Abstract

Obesity-induced type 2 diabetes (T2D) is not simply a problem of “too much fat” but of where lipid ends up and 
how it moves between organs. Under physiological conditions, subcutaneous adipose tissue (AT) serves as a safe 
reservoir that buffers postprandial lipid flux, limiting exposure of non-adipose organs to toxic lipid 
intermediates. In obesity, however, AT becomes inflamed, fibrotic, and relatively non-expandable, leading to 
adipose overflow: excess fatty acids and triglyceride-rich lipoproteins spill into the circulation and are deposited 
as ectopic fat in liver, skeletal muscle, pancreas, heart, and kidney.Within these organs, neutral triglyceride 
storage in lipid droplets coexists with accumulation of bioactive lipids such as diacylglycerols (DAGs) and 
ceramides that interfere with insulin signaling, mitochondrial function, and cell survival, a process termed 
lipotoxicity.

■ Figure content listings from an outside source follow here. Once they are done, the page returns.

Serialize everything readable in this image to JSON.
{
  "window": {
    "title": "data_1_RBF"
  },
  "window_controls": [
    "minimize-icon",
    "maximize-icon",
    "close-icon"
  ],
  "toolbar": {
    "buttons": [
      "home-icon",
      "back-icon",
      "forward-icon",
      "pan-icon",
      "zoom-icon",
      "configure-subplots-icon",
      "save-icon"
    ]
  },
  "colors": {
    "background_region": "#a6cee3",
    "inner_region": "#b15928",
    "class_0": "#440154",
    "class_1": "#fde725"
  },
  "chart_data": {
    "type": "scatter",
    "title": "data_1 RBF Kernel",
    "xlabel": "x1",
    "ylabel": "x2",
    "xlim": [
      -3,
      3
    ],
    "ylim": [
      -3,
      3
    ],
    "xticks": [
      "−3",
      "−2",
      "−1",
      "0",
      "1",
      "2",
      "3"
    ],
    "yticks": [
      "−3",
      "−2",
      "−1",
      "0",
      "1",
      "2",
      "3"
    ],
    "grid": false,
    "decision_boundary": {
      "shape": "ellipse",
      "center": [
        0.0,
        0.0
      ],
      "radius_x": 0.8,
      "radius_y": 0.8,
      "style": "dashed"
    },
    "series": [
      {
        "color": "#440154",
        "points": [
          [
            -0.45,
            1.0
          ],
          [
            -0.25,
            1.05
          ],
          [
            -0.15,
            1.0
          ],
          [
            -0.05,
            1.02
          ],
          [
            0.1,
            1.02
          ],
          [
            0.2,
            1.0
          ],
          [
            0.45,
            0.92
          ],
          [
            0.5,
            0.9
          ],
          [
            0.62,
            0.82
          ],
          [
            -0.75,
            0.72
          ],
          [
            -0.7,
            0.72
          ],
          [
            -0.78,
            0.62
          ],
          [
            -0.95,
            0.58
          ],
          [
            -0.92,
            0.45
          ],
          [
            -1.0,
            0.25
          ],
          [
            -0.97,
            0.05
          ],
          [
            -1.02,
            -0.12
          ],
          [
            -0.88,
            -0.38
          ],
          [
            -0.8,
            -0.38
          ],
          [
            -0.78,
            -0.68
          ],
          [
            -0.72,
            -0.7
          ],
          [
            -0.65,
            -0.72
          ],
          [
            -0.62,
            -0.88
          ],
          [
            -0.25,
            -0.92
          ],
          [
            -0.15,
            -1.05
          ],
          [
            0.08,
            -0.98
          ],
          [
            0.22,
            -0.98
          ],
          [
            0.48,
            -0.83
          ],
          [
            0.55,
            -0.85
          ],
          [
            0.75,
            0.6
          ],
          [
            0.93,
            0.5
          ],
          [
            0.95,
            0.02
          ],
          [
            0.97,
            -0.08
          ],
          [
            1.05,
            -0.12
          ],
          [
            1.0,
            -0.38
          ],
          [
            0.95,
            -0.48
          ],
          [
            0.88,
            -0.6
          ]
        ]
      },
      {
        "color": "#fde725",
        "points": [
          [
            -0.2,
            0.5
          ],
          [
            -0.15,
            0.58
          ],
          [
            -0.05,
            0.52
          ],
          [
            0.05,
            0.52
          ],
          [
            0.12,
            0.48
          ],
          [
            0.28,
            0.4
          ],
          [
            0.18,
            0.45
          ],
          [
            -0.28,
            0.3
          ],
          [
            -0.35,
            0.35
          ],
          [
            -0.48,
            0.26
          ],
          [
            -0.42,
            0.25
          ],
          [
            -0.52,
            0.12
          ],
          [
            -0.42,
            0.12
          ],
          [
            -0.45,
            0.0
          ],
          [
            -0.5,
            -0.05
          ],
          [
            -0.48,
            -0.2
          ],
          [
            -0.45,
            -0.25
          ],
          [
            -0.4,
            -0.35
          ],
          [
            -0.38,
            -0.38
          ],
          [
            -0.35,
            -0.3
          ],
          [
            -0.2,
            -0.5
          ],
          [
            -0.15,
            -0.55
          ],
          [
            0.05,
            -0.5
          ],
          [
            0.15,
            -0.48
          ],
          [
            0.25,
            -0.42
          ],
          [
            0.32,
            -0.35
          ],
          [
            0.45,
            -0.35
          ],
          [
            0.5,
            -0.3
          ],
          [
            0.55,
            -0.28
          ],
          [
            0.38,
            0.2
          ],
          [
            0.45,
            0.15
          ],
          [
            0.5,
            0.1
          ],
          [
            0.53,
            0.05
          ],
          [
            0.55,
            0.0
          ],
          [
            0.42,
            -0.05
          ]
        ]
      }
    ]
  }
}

Lipid-induced stress triggers maladaptive inter-organ crosstalk mediated by adipokines, 
hepatokines, myokines, and extracellular vesicles, amplifying insulin resistance and β-cell failure. This review 
frames obesity-induced diabetes as a network disease of disordered lipid trafficking. We first outline the adipose 
tissue expandability and overflow hypotheses, then detail how ectopic lipid accumulation and lipotoxic 
intermediates drive insulin resistance and dysfunction in liver, muscle, pancreas, and heart. We next highlight 
emerging roles for organokines and extracellular vesicles in lipid-related signaling between tissues. Finally, we 
discuss therapeutic strategies that re-route lipid flux through improving adipose storage capacity, targeting 
ceramide and DAG synthesis, or altering lipoprotein handling and future biomarker and fluxomic approaches 
that may enable precision management of lipotoxic diabetes.